Télémaque Lambrino (Concertzaal Duwaer en Naessens)
't Is een aardig zaaltje, nog wat te nieuw en te simpel, maar misschien worden er wel fresco's geschilderd in de vacantiemaanden - wie weet? Op den achtergrond glanzen de pijpen van een orgeltje en Italiaansche fantasieën zouden naar ons toe zwenken als ook daar 't oog niet stiet op wit; doch laten we geduld beoefenen; 't klinkt er goed; 't is er ook intiem en bijna van aangezicht tot aangezicht zat men tegenover Télémaque Lambrino.
Wij hoorden dezen Griek al verschillende keeren en schreven vroeger reeds over hem. We konden toen alleen zijn techniek waardeeren en wenschten hem 't geluk der schoonheid, welke den mensch overvalt als een droom en doet oprijzen met nieuwe en grootere verlangens. Télémaque Lambrino is veranderd sinds. Hij heeft alle zwarigheden overwonnen en nu zal zijne ziel vrijelijk gaan spreken. Wellicht! Hij kent de bekoorlijkheid der klanken en vertolkt ze reeds als vreugde van poëzie. Dat is een stap. Het is onbeschrijfelijk hoeveel liefelijkheid er ligt in de muziek van Scarlatti, welke eilaas niet genoeg door de pianisten gekend en gespeeld wordt. In het miniatuur-werk mag men hem gerust mooier noemen dan Bach en voor den tegenwoordigen hoorder bezitten Scarlatti's kleine composities nog eene ziel, die spreekt. Lambrino heeft ze doen spreken. Hij speelde de ‘Pastorale’, welke we nog pas hoorden van Eleanor Spencer, met veel meer gloed en kleur, al ligt voor 't oogenblik meer zijne kracht in de kleur dan in den gloed. Wanneer men ten minste, met ons, onder gloed verstaan wil, een innerlijk bruisen, dat zich niet alleen uit in zwaar opgestapelde forte's. Nog één stap; dat is: het begrijpen en weergeven van de muzikale passie. Nu boeit hij, dan zal hij meesleepen!

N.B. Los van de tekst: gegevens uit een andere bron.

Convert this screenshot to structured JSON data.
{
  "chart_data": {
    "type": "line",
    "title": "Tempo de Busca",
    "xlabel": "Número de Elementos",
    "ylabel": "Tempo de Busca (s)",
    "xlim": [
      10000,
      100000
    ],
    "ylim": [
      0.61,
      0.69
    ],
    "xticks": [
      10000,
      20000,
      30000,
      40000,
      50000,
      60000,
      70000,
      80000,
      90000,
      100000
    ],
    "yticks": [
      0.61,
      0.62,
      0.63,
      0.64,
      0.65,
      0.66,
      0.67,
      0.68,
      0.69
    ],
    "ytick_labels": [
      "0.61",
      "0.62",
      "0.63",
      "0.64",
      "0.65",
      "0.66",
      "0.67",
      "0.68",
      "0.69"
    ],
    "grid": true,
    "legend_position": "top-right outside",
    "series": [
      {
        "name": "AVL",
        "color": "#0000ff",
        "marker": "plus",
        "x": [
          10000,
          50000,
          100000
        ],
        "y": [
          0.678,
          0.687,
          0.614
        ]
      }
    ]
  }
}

Over Lambrino's bekoorlijkheid van klank ware nog veel te zeggen. Hij heeft een aanslag, welks verscheidenheid en fijnheid zeldzaam zijn, eene techniek, die men volmaakt moet noemen. Soms toovert hij, en, waarlijk onverwacht. Het Trio van Beethoven's z.g. Mondschein-sonate klonk wonderlijk. Hoe jammer, dat hij de repetities oversloeg; dat was den hoorder berooven van iets heel zonnigs en warms in dit donker getinte werk. Hij had deze fantasie misschien ook fantastischer kunnen spelen, dieper doorvoeld, vooral het laatste deel. Soms stremde een niet onder woorden te brengen iets den stroom der muziek; men stokte als 't ware door een te sterk accent of door een verwaarloosd crescendo. Maar hoe klein is 't getal van hen die Beethoven weten te spelen als een Lamond of een Willem Mengelberg. Toch schuilt in Lambrino een waar kunstenaar en we zouden kunnen wijzen op het poëtisch begrepen Adagio Sostenuto dezer sonate, maar het blijkt nog eer gestaafd te kunnen worden met de muziek van Liszt die hij gespeeld heeft. Volgde alles niet wat vlug door elkaar, vroegen we ons af, en hoe is 't mogelijk, zoo'n snelle gedachten-verplaatsing van het Woudruischen en Elfendansen naar den Mephistowalzer; daarop Au bord d'une source, Irrlichter, Liebestraum en Spanische Rhapsodie! Hij was moeilijk bij te houden maar droeg Liszt even meesterlijk voor als Scarlatti. Zijn passage spel gelijkt glissando en hij staat voor géén truc, waarmee Liszt, de nog onovertroffen virtuoos, zijne composities overstelpt heeft. Hij bemerkt ook de intenties van den romanticus, die in zijne pianowerken met niet minder pittoreske bedoelingen streefde naar de duizelende impressie dan in zijn stukken voor orchest. Zoo weet Lambrino voortreffelijk te ‘schilderen’ en zijn schakeeringen zijn talloos. Het is bovendien een zeer artistiek idee van hem geweest, de helft van 't programma te wijden den meester wiens honderdsten geboortedag men allerwege herdenkt. Er bestaat zonder
twijfel een gevaar voor te veel, maar belangwekkend blijft het Liszt's piano-muziek, van welke velen meenen dat zij zijn orchestrale muziek overtreft in waarde, zoo te hooren vertolkt.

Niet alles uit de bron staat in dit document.